When I was in third grade, my Sunday School teacher taught us the first part of Isaiah 41:10, “So, do not fear for I am with you.” (She might have taught us the entire verse, but that is the part that stuck with me.)
From then on, I’d repeat that verse over and over to myself when I walked down that hallway. I continued doing so for a year or two until I was older and no longer afraid.
For years, I didn’t tell anyone this story. I wasn’t ashamed of it, but it just didn’t come up. I first wrote about this story as a high school student for a church youth newsletter I started and edited.
After my mom read the story, she immediately told me she wished that I’d have told her and she could have put a light in that hallway. (In fact, later on she had put a light in that hallway.) I assured her it was fine.
In the years since then, though, this lesson has stayed with me. Isaiah 41:10 continues to be my favorite Bible verse. I’ve learned the entire verse and carried it with me through many situations much more frightening than that dark hallway in my childhood home.
Teaching my children to lean on God
Now that I’m a mom myself, I think about this lesson from a new perspective. Would I have learned to rely on God when I’m scared so early on without this experience? I’m not so sure. It was a small situation that was big to me and first taught me how when I’m scared I can turn to God.
I question whether I am instilling these lessons in my own children now. I am reminded that while I want to make their lives incredibly easy and without struggle, that isn’t always best for them because life doesn’t work that way.

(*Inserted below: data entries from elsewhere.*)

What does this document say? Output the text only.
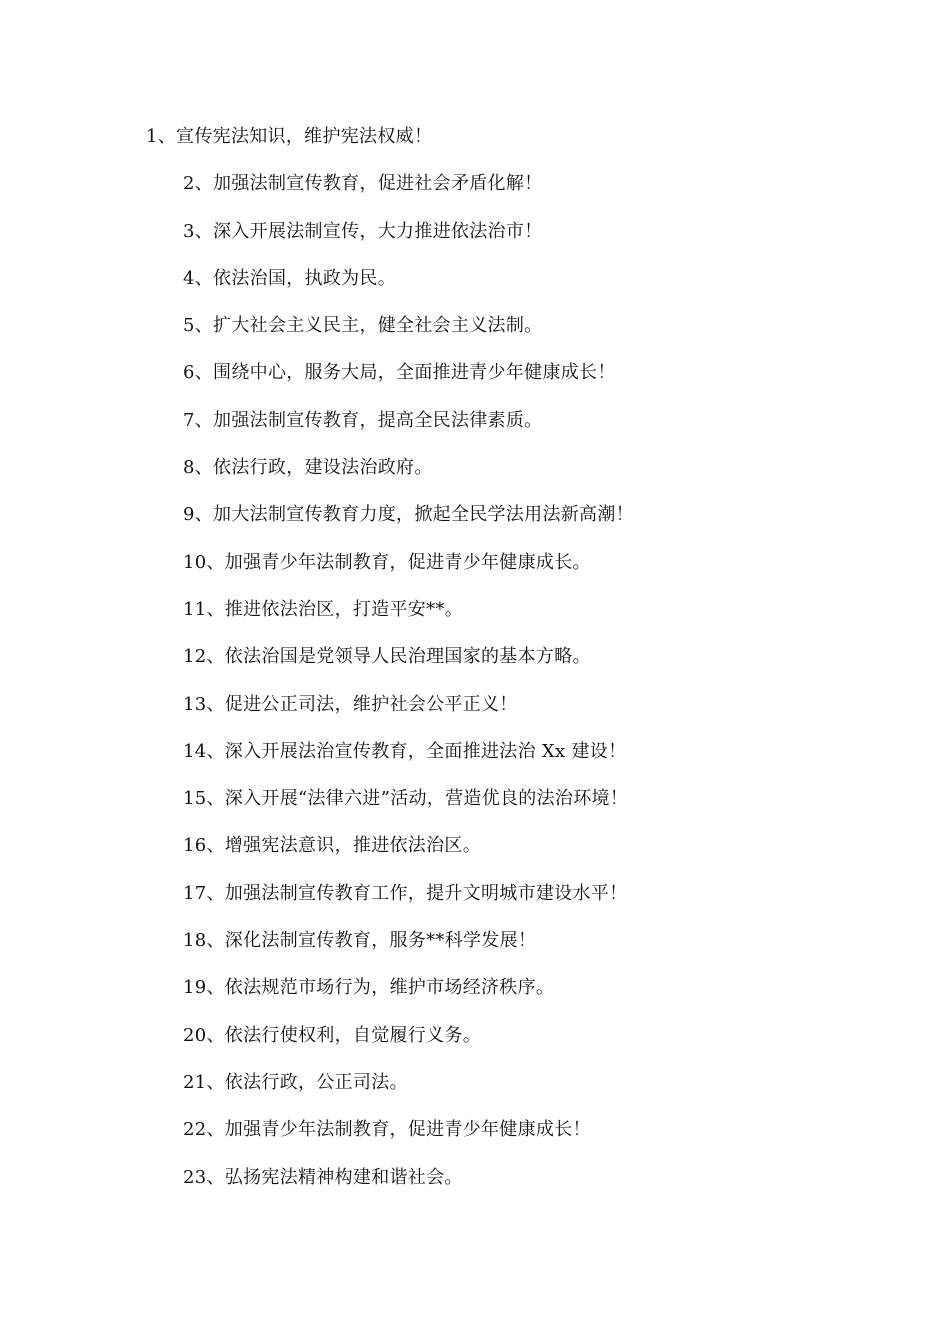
1、宣传宪法知识，维护宪法权威！
2、加强法制宣传教育，促进社会矛盾化解！
3、深入开展法制宣传，大力推进依法治市！
4、依法治国，执政为民。
5、扩大社会主义民主，健全社会主义法制。
6、围绕中心，服务大局，全面推进青少年健康成长！
7、加强法制宣传教育，提高全民法律素质。
8、依法行政，建设法治政府。
9、加大法制宣传教育力度，掀起全民学法用法新高潮！
10、加强青少年法制教育，促进青少年健康成长。
11、推进依法治区，打造平安**。
12、依法治国是党领导人民治理国家的基本方略。
13、促进公正司法，维护社会公平正义！
14、深入开展法治宣传教育，全面推进法治 Xx 建设！
15、深入开展“法律六进”活动，营造优良的法治环境！
16、增强宪法意识，推进依法治区。
17、加强法制宣传教育工作，提升文明城市建设水平！
18、深化法制宣传教育，服务**科学发展！
19、依法规范市场行为，维护市场经济秩序。
20、依法行使权利，自觉履行义务。
21、依法行政，公正司法。
22、加强青少年法制教育，促进青少年健康成长！
23、弘扬宪法精神构建和谐社会。
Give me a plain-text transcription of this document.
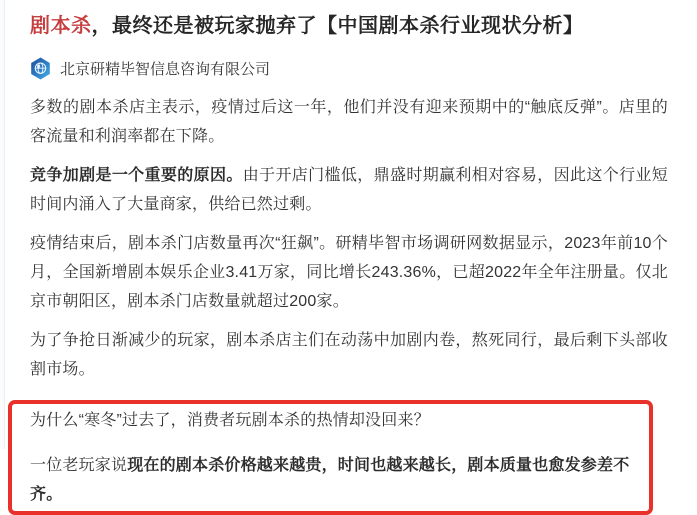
剧本杀，最终还是被玩家抛弃了【中国剧本杀行业现状分析】
北京研精毕智信息咨询有限公司

多数的剧本杀店主表示，疫情过后这一年，他们并没有迎来预期中的“触底反弹”。店里的客流量和利润率都在下降。

竞争加剧是一个重要的原因。由于开店门槛低，鼎盛时期赢利相对容易，因此这个行业短时间内涌入了大量商家，供给已然过剩。

疫情结束后，剧本杀门店数量再次“狂飙”。研精毕智市场调研网数据显示，2023年前10个月，全国新增剧本娱乐企业3.41万家，同比增长243.36%，已超2022年全年注册量。仅北京市朝阳区，剧本杀门店数量就超过200家。

为了争抢日渐减少的玩家，剧本杀店主们在动荡中加剧内卷，熬死同行，最后剩下头部收割市场。

为什么“寒冬”过去了，消费者玩剧本杀的热情却没回来？

一位老玩家说现在的剧本杀价格越来越贵，时间也越来越长，剧本质量也愈发参差不齐。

Learning to lean on God when I’m afraid is a lesson I am so glad to have learned. Getting outside of our fear and clinging to the One Who holds us in His hand is sometimes quite difficult. I pray that my children will learn this lesson since our God can comfort and protect them in more ways than I can.
Feeling thankful for adversity
Paul tells us to be thankful for our adversities. That can be incredibly hard to do. I have had times in my life where looking back later, I completely understood and felt thankful for past adversities. This dark hallway fear is an adversity from childhood for which I am thankful. I learned how to lean on God in the darkness, and that’s served me incredibly well.
The darkness — both literal and figurative — can be such a scary place. We can feel alone and our anxiety can be intense. It’s easy to have our imaginations and thoughts spiral into a very dark place.
However, we do have One Who is with us in the darkness, even when we may not understand it or feel He is missing. He remains faithful and true in spite of our feelings. And God has given us His Word to encourage and remind us Who we most need to put our trust in, even in the darkest of times.